With Kevin Sanik, a trainee in Perceptual Science supported by NSF’s Integrative Graduate Education and Research Teaching program, DeCarlo, Singh and colleagues carried out a perceptual study of line drawings containing different types of lines, such as occluding contours, suggestive contours, ridges, valleys, and apparent ridges. Line drawings by artists were also studied. The research team used the psychophysical technique of adjusting “gauge figures” over various regions of a line drawing to probe viewers about how they perceive different shapes. Gauge figures are lines that resemble a thumb tack sitting upright on a surface: when properly adjusted by the viewer, the gauge figure appears to be lying flat, with the needle pointing outward and perpendicular to the surface.

The results of the experiments showed that while line drawings did not always produce the same three-dimensional percepts as photorealistic depictions, a combination of contour cues could lead to reliable percepts of three-dimensionality and shape. This work informs the design of useful and aesthetically pleasing graphical displays and visualizations that benefit from a line drawing style to overlay or clarify information.

Address Goals

The past decade has seen a proliferation of perceptual technologies, from automated systems that recognize faces, voices or 3D scenes, to dynamic multimodal interfaces and realistic virtual environments that enrich our communication with computers and with each other. It is now widely recognized that for these developments to succeed, it is imperative that they be based on firm knowledge and theories of human perceptual function. This activity shows the importance and value of developing novel perceptual graphical interfaces based on theories of human perceptual function. Often the most effective computer-generated images are not literal depictions of a scene, but rather, meaningful abstractions that convey essential information in a way that is readily understood.

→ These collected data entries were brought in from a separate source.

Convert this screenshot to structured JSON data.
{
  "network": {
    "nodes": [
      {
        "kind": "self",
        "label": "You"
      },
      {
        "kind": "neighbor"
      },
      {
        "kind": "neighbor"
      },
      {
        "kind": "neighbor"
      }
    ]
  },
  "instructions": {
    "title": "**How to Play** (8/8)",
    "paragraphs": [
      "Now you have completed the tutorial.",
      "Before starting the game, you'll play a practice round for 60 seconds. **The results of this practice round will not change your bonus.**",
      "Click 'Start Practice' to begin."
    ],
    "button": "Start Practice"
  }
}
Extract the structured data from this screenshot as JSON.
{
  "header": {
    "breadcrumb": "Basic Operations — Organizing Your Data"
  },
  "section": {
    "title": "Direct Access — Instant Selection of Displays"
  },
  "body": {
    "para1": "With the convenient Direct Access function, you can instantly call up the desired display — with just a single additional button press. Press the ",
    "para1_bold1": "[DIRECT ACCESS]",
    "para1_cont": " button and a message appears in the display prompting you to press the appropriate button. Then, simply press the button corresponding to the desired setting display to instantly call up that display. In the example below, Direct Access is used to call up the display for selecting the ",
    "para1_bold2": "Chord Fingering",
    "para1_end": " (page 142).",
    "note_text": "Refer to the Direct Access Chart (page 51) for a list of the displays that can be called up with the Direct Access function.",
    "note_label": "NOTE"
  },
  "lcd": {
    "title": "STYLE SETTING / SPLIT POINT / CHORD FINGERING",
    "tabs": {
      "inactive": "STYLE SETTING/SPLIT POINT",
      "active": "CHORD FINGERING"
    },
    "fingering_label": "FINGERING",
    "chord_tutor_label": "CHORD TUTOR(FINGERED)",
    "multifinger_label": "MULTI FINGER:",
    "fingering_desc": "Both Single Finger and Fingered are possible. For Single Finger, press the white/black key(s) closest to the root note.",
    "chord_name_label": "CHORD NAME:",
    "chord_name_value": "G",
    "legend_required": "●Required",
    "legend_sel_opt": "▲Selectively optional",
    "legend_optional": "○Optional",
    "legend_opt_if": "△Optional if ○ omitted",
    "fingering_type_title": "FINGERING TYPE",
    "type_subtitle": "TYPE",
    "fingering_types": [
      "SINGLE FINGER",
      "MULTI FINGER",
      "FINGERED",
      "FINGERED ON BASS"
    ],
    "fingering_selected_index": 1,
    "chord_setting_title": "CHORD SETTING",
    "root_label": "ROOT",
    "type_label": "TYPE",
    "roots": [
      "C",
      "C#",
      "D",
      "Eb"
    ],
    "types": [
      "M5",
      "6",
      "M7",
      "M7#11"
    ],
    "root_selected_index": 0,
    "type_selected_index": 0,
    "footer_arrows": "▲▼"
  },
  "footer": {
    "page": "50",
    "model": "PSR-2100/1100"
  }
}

A developing field within computer graphics consists of attempts to create usable images that are easy to understand because their structure and design is inherently compatible with the way the human perceptual system perceives and extracts meaning from a scene over space and time. Examples are found in the generation of assembly instructions, line drawings of 3-dimensional objects, and artistic rendering of natural scenes. These efforts depend on incorporating models of human perceptual analysis into the rules governing the design. The activity described in the highlight shows that advances in the understanding of how people perceive three-dimensionality in shape has motivated and guided new geometric and computational methods to create meaningful depictions of shapes that can be understood and manipulated by human perceivers.